Who knows what else will happen?
Who knows what else will happen?

In a stunning turnaround, the RI Tea Party today made a full-throated endorsement of some of the most intrusive government regulations on the books. In a fundraising email, the group called on its supporters to “…rise up against this assault on everything you’ve worked your entire life to earn” — by defending existing zoning and land-use regulations throughout the suburban and rural parts of our state.

For years, suburban communities in Rhode Island (and elsewhere) have stood firmly against affordable housing through land use regulations demanding such things as minimum lot sizes, height restrictions, and prohibitions on multi-family housing.  Making it perfectly clear that land-owners’ rights to property are not absolute, these zoning regulations set very clear limits on what can and cannot be built on a piece of land, the key reason it is such a surprise to see these restrictions endorsed by the RI Tea Party and other “property rights” defenders.

There is demand for affordable housing in almost every community in Rhode Island. Were the housing market a free market, it would be built, and there would be affordable housing all over the state. But in the suburban and rural communities, local land use regulations often prevent such housing from being built anywhere in town. 

A sensible state would not throw out land use regulation — building codes and zoning regulations exist for a good reason — but would recognize when those rules and regulations had been used in ways that encourage segregation and make finding affordable places to live so difficult.

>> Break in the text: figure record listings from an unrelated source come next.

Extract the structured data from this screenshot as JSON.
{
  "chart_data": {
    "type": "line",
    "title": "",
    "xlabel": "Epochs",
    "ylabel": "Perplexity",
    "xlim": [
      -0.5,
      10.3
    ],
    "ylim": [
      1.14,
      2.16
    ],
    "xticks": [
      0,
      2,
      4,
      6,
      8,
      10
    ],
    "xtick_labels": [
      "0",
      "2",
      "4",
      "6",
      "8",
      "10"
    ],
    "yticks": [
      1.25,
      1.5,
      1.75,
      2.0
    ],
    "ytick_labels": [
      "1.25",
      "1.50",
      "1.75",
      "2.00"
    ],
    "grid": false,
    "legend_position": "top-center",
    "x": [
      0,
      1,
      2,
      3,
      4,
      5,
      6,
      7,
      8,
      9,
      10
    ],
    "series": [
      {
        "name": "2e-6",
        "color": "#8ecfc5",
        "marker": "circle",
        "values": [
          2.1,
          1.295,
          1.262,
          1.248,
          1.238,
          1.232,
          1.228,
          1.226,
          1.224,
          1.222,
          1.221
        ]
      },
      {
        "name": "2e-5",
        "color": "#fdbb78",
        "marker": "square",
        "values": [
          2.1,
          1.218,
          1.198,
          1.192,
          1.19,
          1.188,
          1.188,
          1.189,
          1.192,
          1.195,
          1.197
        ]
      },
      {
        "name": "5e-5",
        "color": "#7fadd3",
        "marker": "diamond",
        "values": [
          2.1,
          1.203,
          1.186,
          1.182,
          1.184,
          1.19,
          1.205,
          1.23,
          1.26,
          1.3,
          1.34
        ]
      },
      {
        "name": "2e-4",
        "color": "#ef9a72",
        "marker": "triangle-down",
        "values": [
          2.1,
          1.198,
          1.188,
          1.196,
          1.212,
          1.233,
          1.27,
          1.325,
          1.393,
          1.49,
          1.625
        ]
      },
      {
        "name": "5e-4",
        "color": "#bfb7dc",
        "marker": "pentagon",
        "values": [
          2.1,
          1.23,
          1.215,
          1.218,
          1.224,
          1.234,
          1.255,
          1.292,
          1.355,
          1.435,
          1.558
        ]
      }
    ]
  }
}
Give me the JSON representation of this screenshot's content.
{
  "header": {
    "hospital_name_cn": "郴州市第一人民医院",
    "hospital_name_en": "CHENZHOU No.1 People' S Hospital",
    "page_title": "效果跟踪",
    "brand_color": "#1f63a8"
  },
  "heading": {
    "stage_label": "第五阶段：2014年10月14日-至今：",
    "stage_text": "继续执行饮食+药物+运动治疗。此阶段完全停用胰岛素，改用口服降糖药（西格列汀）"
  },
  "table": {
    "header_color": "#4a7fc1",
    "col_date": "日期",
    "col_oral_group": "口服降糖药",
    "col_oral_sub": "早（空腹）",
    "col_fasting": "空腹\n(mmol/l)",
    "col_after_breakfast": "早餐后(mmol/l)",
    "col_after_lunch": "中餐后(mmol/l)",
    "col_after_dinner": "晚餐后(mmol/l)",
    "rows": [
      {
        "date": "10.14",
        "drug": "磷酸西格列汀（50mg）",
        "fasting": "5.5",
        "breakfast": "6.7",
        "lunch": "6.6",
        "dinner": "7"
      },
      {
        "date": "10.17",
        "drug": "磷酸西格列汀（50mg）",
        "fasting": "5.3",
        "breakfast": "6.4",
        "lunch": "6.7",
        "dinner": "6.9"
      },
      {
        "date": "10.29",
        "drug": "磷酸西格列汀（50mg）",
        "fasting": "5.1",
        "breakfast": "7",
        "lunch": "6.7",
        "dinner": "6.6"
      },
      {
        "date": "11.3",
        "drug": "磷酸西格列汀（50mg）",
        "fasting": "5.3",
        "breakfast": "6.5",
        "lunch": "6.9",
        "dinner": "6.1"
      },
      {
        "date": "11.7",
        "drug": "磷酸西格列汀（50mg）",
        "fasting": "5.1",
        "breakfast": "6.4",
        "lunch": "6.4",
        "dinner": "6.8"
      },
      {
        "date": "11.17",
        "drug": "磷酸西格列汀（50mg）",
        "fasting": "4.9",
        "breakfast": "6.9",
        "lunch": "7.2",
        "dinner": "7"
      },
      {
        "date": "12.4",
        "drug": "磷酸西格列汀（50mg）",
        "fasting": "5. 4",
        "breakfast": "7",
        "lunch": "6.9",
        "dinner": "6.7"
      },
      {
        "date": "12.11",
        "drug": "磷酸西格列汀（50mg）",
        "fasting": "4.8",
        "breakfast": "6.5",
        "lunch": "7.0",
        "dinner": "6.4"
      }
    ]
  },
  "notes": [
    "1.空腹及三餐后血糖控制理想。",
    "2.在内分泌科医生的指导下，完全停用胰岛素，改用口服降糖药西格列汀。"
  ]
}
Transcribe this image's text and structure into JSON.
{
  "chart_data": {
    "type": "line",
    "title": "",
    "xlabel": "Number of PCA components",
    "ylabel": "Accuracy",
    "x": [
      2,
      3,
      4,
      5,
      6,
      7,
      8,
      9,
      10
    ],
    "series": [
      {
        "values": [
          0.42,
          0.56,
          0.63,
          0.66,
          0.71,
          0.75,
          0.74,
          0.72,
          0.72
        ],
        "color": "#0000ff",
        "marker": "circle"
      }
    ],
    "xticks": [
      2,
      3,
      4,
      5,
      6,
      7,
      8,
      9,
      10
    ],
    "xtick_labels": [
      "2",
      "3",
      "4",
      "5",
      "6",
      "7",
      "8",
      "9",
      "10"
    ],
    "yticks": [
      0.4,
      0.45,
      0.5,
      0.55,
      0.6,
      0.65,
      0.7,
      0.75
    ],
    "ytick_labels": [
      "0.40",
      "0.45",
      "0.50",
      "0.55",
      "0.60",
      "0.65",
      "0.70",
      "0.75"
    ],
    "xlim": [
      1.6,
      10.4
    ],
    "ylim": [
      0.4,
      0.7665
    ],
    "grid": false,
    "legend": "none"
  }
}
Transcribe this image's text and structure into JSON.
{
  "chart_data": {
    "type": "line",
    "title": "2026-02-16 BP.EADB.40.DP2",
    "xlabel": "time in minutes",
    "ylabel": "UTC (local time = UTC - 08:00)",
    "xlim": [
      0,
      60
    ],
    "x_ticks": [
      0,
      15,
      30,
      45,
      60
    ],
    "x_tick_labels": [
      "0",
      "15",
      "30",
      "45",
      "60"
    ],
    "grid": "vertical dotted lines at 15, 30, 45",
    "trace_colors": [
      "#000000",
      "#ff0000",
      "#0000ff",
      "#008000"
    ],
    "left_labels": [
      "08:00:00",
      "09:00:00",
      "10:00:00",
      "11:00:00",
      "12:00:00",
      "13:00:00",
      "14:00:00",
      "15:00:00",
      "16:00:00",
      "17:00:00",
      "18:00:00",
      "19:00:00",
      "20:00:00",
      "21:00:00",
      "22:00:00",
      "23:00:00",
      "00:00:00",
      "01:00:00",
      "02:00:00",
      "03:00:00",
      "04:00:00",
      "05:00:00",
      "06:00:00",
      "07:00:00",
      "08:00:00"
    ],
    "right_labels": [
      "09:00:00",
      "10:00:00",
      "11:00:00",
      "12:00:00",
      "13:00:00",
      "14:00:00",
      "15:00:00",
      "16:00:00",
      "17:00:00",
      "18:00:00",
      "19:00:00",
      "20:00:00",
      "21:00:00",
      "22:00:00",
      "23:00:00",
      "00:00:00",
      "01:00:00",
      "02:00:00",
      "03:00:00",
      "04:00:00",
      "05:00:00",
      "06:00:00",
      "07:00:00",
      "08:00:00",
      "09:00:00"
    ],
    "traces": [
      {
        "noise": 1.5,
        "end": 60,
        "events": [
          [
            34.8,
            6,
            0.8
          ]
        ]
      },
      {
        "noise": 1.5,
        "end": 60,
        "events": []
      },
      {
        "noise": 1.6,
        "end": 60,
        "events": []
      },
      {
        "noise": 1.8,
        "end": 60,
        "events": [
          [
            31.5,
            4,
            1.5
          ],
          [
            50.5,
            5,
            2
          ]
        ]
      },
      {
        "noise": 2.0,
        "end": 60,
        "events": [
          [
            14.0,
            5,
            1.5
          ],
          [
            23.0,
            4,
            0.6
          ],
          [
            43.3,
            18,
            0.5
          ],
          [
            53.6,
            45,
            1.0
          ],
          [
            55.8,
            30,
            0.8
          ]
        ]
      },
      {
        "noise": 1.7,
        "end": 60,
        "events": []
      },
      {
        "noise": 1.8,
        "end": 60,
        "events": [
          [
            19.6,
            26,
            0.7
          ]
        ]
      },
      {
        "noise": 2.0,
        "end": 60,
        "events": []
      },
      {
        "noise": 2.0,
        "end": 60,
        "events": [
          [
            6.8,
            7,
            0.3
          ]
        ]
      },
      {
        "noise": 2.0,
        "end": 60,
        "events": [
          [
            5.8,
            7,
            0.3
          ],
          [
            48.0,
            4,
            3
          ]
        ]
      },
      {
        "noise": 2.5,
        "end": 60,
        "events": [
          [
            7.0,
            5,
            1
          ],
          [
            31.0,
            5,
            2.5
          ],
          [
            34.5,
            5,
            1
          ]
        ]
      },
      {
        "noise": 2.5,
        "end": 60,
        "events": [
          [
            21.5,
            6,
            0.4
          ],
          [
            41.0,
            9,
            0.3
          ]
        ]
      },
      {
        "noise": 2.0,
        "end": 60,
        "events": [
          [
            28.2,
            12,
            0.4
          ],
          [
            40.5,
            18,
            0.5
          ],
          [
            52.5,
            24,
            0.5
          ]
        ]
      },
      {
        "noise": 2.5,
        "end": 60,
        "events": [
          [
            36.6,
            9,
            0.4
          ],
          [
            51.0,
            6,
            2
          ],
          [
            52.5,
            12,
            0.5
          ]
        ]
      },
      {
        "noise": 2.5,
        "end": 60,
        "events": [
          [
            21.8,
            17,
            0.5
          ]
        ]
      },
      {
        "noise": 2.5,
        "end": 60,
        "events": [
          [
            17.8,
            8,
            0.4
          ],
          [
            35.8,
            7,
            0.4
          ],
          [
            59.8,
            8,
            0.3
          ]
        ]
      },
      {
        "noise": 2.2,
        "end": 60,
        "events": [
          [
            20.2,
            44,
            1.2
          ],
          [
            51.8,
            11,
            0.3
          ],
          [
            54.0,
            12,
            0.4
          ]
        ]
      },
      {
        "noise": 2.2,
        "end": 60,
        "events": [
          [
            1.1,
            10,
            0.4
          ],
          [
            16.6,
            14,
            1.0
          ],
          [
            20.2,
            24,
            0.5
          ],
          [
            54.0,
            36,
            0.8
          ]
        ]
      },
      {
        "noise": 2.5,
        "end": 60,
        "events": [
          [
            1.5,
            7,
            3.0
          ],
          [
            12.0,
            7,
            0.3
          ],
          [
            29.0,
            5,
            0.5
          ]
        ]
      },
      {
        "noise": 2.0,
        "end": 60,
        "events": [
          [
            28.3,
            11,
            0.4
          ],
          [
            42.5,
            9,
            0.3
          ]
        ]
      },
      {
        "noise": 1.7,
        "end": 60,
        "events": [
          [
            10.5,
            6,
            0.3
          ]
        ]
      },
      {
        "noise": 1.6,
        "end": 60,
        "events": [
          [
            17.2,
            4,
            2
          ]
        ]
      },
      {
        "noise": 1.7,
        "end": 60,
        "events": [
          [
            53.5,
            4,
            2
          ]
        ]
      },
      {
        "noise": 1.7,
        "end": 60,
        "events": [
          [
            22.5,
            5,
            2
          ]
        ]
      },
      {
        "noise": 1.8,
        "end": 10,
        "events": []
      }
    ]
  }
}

This is exactly what RhodeMapRI proposes — in the very passage the RI Tea Party quotes in their fundraising email shown here — and perhaps is why the plan enrages them so. Apparently they prefer the old restrictions on market forces to new ones.

Looks pretty persuasive, doesn't it?
Looks pretty persuasive, doesn’t it?

Rumor had it that this endorsement would have come out a week or two ago, before the RhodeMapRI plan was approved by the RI Planning Council, but that there were delays in filing the paperwork necessary to renounce the group’s previously held pro-market, anti-regulation, views.

For the RI Tea Party to endorse the status quo of zoning regulation was a surprise for many local observers. As one put it, “It’s really remarkable how flexible they are. It’s almost as if the political philosophy they espouse is just a cover for, well, something else.”

Another man on the street said, on the contrary, it was laudable for the group to be flexible about the government regulations they hated. “It’s the mark of a sophisticated mind that it can believe two completely contradictory ideas at the same time. Somebody smart said that once, wasn’t it Socrates or George Washington or someone like that?” He went on to say, “It’s like Mitch McConnell running against Obamacare in Kentucky while endorsing, and even defending, KyNect, Kentucky’s popular Obamacare exchange. If that kind of flexibility is good enough for Mitch McConnell, it’s good enough for the RI Tea Party!”

A random woman accosted on the street said, “Let go of me!”